Central to most sorting processes is a system of conveyors which move the materials through the linear process of separating recoverable items. When vibration is added to the belt, materials are spread out for more successful sorting.

A hammer mill is a technically simple machine which is used to beat waste into small pieces. Huge hammermills have long been used to shred vehicles. They are particularly useful for products with multiple components, such as cars or electronic waste. The shredded pieces are more uniform, have a greater surface area, allowing recovery of small amounts of valuable materials such as precious metals.

Machines which crush glass allow that product to be sorted from paper and plastic by gravity . Magnets are a standard component of recycling machines, to remove ferrous metals. Eddy current producing machines can separate non-ferrous metals from plastics because metals are affected by electricity.

Simple mechanical processes, such as rotating paddles or cog-wheels are used in machines to separate lightweight, flat paper products from more dimensional waste such as containers.

Highly technical electronics control other machines to identify and separate individual metals, types and colors of paper or plastic.

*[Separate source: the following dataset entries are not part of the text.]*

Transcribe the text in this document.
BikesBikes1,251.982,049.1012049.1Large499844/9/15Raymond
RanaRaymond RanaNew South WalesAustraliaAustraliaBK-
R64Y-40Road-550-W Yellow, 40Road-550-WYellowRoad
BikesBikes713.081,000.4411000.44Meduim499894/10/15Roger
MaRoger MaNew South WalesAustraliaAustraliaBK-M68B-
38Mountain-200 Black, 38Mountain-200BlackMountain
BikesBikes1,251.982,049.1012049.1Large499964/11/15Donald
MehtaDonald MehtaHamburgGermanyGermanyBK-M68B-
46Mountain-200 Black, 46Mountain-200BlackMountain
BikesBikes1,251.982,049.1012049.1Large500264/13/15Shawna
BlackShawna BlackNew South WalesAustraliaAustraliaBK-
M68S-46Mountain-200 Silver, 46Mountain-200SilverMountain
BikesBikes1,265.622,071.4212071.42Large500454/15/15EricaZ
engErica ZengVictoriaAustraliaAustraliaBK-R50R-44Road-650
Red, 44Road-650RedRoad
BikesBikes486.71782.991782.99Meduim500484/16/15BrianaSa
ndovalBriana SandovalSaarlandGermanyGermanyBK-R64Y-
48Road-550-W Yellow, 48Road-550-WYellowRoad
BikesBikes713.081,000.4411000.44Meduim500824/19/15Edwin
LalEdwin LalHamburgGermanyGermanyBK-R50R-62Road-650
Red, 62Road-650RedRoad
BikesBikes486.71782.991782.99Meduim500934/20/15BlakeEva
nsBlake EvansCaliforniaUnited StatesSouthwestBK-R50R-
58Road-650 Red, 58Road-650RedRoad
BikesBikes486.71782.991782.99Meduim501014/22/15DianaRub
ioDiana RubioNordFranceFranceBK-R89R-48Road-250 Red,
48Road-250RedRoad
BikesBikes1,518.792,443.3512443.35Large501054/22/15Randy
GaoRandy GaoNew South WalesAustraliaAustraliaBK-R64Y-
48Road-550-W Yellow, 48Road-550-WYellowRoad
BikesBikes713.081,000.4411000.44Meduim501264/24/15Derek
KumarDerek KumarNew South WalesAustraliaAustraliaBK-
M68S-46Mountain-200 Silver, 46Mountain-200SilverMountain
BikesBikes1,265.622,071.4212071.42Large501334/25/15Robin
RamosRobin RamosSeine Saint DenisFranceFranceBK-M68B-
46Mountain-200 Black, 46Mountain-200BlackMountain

Various types of sensors locate a desired piece of scrap, and machines with directed air jets force the item into the correct bin.

Once a large quantity of a particular material is collected, it must be prepared for transport to a reprocessing facility. The most commonly used machine for this purpose is a baler. Paper, plastic or aluminum is compressed into a standard size and weight bundle.

The process of sorting and recycling municipal and industrial waste is becoming increasingly complex, but at the same time, more efficient and successful. A variety of machines make this possible.